I also have a huge fascination with history and chose the 1930’s because I believe one of the greatest generations was born out of the hardships of the Depression years. My MS also has a mysterious time travel aspect, incorporating leap years, lunar cycles, true events, and a dash of fate vs. free will.
I now live the farming life with my fiancé (who also lost his wife) and our combined seven children! And (somehow?) I find time to write short stories and novels.
Jenni, tell us about yourself. Something we might now already know.
I hated history growing up. With my debut novel being historical, Sarah’s novel being historical, and with a WIP historical novel in the works, that may come as a surprise, but it’s true. Maybe it was the way it was taught in my adolescent years. I’m not sure. Then, I met my husband, who is a huge history buff. He talks about history with such animation and excitement, and it made me see the past in a completely different way. Now I love learning about the people and events who came before us, and my goal is to tell stories that engross people in a new era.
Check out Jenni L. Walsh’s upcoming release . . .
The summer of 1927 might be the height of the Roaring Twenties, but Bonnelyn Parker is more likely to belt out a church hymn than sling drinks at an illicit juice joint. She’s a sharp girl with plans to overcome her family’s poverty: finish school, become a teacher, provide for herself . . . and maybe someday marry her longtime boyfriend, Roy Thornton. But when Roy springs a proposal on her and financial woes jeopardize her ambitions, Bonnelyn finds salvation in the unlikeliest of places: Dallas’s newest speakeasy, Doc’s.

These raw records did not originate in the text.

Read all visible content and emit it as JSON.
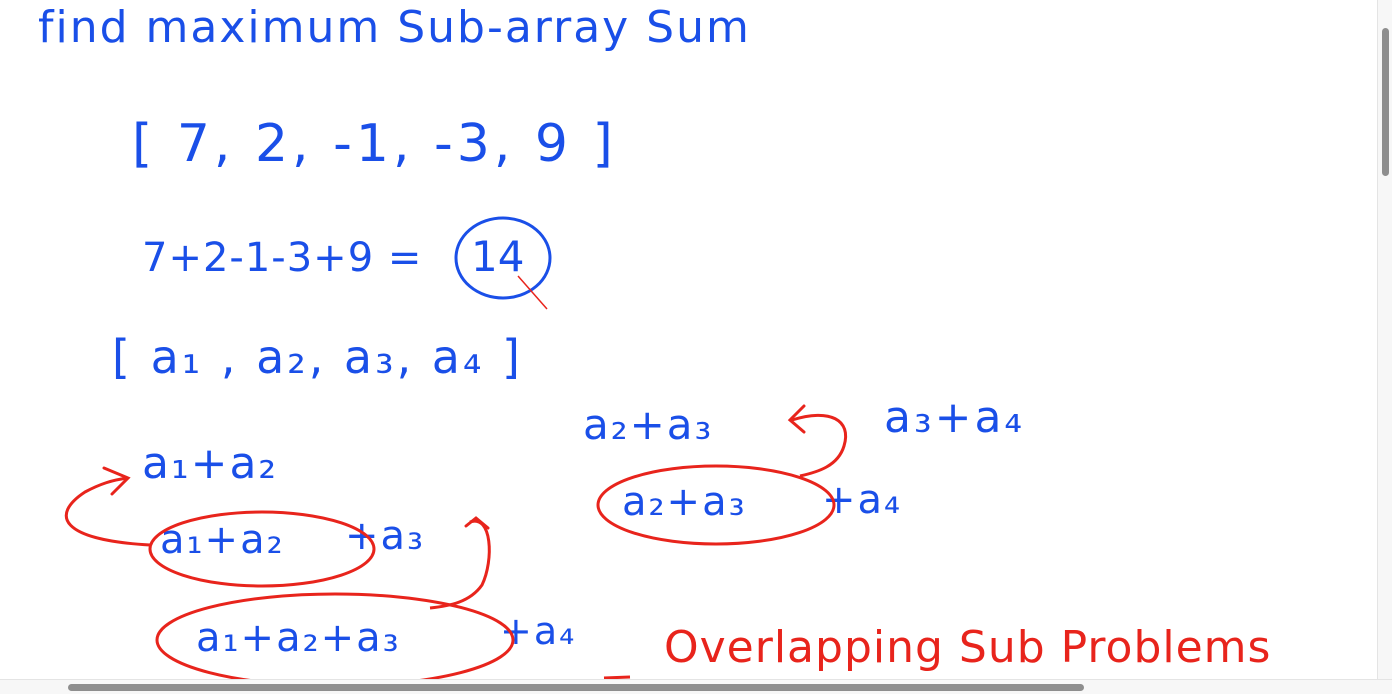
{
  "whiteboard": {
    "title": "find maximum Sub-array Sum",
    "array": "[ 7, 2, -1, -3, 9 ]",
    "sum_expression": "7+2-1-3+9 =",
    "result": "14",
    "symbolic_array": "[ a₁ , a₂, a₃, a₄ ]",
    "left_chain": {
      "term1": "a₁+a₂",
      "term2": "a₁+a₂",
      "term2_tail": "+a₃",
      "term3": "a₁+a₂+a₃",
      "term3_tail": "+a₄"
    },
    "right_chain": {
      "top": "a₂+a₃",
      "top_right": "a₃+a₄",
      "bottom": "a₂+a₃",
      "bottom_tail": "+a₄"
    },
    "note": "Overlapping Sub Problems"
  },
  "colors": {
    "ink_blue": "#1a4fe8",
    "ink_red": "#e8241c",
    "background": "#ffffff",
    "scrollbar": "#8e8e8e"
  }
}
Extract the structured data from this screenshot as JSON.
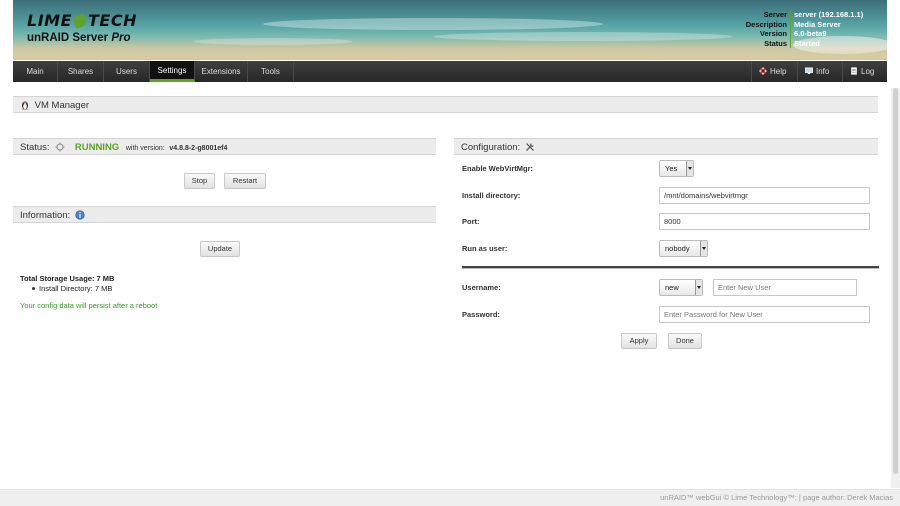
{
  "header": {
    "brand_left": "LIME",
    "brand_right": "TECH",
    "product": "unRAID Server",
    "edition": "Pro",
    "server_info": [
      {
        "key": "Server",
        "value": "server (192.168.1.1)"
      },
      {
        "key": "Description",
        "value": "Media Server"
      },
      {
        "key": "Version",
        "value": "6.0-beta9"
      },
      {
        "key": "Status",
        "value": "Started"
      }
    ],
    "colors": {
      "accent": "#5ea327",
      "nav_bg": "#2f2f2f"
    }
  },
  "nav": {
    "tabs": [
      {
        "label": "Main"
      },
      {
        "label": "Shares"
      },
      {
        "label": "Users"
      },
      {
        "label": "Settings",
        "active": true
      },
      {
        "label": "Extensions"
      },
      {
        "label": "Tools"
      }
    ],
    "right": [
      {
        "label": "Help",
        "icon": "lifebuoy-icon"
      },
      {
        "label": "Info",
        "icon": "monitor-icon"
      },
      {
        "label": "Log",
        "icon": "document-icon"
      }
    ]
  },
  "page": {
    "title": "VM Manager",
    "title_icon": "tux-icon"
  },
  "status": {
    "heading": "Status:",
    "state": "RUNNING",
    "version_prefix": "with version:",
    "version": "v4.8.8-2-g8001ef4",
    "state_color": "#5ea327",
    "stop_label": "Stop",
    "restart_label": "Restart"
  },
  "information": {
    "heading": "Information:",
    "update_label": "Update",
    "total_storage": "Total Storage Usage: 7 MB",
    "install_dir_usage": "Install Directory: 7 MB",
    "persist_note": "Your config data will persist after a reboot"
  },
  "configuration": {
    "heading": "Configuration:",
    "enable_label": "Enable WebVirtMgr:",
    "enable_value": "Yes",
    "install_dir_label": "Install directory:",
    "install_dir_value": "/mnt/domains/webvirtmgr",
    "port_label": "Port:",
    "port_value": "8000",
    "run_as_label": "Run as user:",
    "run_as_value": "nobody",
    "username_label": "Username:",
    "username_select": "new",
    "username_placeholder": "Enter New User",
    "password_label": "Password:",
    "password_placeholder": "Enter Password for New User",
    "apply_label": "Apply",
    "done_label": "Done"
  },
  "footer": {
    "text": "unRAID™ webGui © Lime Technology™; | page author: Derek Macias"
  }
}
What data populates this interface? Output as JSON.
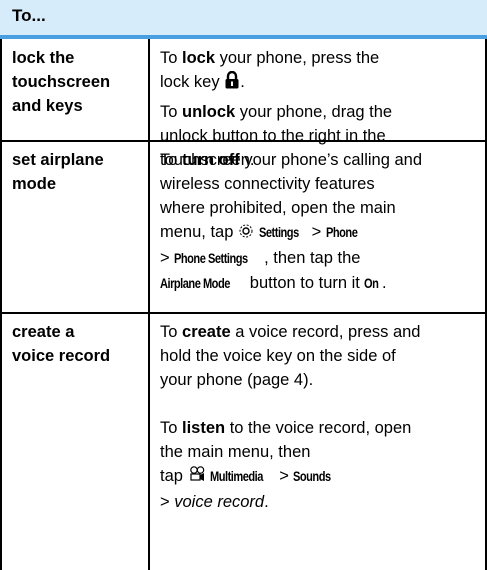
{
  "header": {
    "label": "To..."
  },
  "rows": [
    {
      "action": "lock the touchscreen and keys",
      "action_lines": [
        "lock the",
        "touchscreen",
        "and keys"
      ],
      "p1": {
        "a": "To ",
        "b": "lock",
        "c": " your phone, press the",
        "d": "lock key",
        "e": "."
      },
      "p2": {
        "a": "To ",
        "b": "unlock",
        "c": " your phone, drag the",
        "d": "unlock button to the right in the",
        "e": "touchscreen."
      }
    },
    {
      "action": "set airplane mode",
      "action_lines": [
        "set airplane",
        "mode"
      ],
      "p1": {
        "a": "To ",
        "b": "turn off",
        "c": " your phone’s calling and",
        "d": "wireless connectivity features",
        "e": "where prohibited, open the main",
        "f": "menu, tap ",
        "settings": "Settings",
        "gt1": " > ",
        "phone": "Phone",
        "gt2": "> ",
        "phone_settings": "Phone Settings",
        "then": ", then tap the",
        "airplane": "Airplane Mode",
        "button_text": " button to turn it ",
        "on": "On",
        "end": "."
      }
    },
    {
      "action": "create a voice record",
      "action_lines": [
        "create a",
        "voice record"
      ],
      "p1": {
        "a": "To ",
        "b": "create",
        "c": " a voice record, press and",
        "d": "hold the voice key on the side of",
        "e": "your phone (page 4)."
      },
      "p2": {
        "a": "To ",
        "b": "listen",
        "c": " to the voice record, open",
        "d": "the main menu, then",
        "e": "tap ",
        "multimedia": "Multimedia",
        "gt1": " > ",
        "sounds": "Sounds",
        "gt2": "> ",
        "voice": "voice record",
        "end": "."
      }
    }
  ],
  "icons": {
    "lock": "lock-icon",
    "settings": "gear-icon",
    "multimedia": "multimedia-icon"
  },
  "colors": {
    "header_bg": "#d7ecfa",
    "header_rule": "#4a9fe0"
  }
}
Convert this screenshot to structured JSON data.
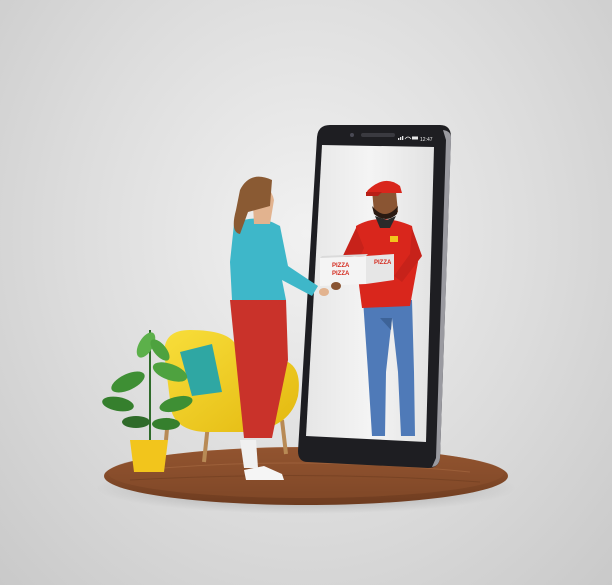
{
  "phone": {
    "status_time": "12:47"
  },
  "pizza_boxes": {
    "left_label_line1": "PIZZA",
    "left_label_line2": "PIZZA",
    "right_label": "PIZZA"
  },
  "colors": {
    "background": "#d9d9d9",
    "platform_wood": "#8a4f2c",
    "chair_yellow": "#f3d21e",
    "pot_yellow": "#f2c51c",
    "courier_red": "#d9261c",
    "courier_jeans": "#4f7ab8",
    "woman_top_teal": "#3eb7c9",
    "woman_pants_red": "#c9322a",
    "phone_frame": "#1e1e22"
  },
  "icons": [
    "wifi-icon",
    "signal-icon",
    "battery-icon",
    "camera-icon"
  ]
}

In the fast life of bootleg liquor, glitzy dresses and jazz music, Bonnelyn discovers unexpected freedom, and the pay is not bad either. Living the life of a moll at night, she remains a good, wholesome girl by day, engaged to Roy, attending school and working toward a steady future. When Roy discovers her secret life, and embraces it—perhaps too much, especially when it comes to booze and gambling—Bonnelyn tries to make the pieces fit. Maybe she can have it all: the American Dream, the husband, and the intoxicating allure of jazz music. What she doesn’t know is that her life—like her country—is headed for a crash.
She’s about to meet a convicted felon by the name of Clyde Barrow.
Few details are known about Bonnie’s life prior to meeting her infamous partner. In this richly imagined and empathetic novel, Jenni L. Walsh shows a young woman promised the American Dream and given the Great Depression, and offers a compelling account of why she fell so hard for a convicted felon—and turned to crime herself.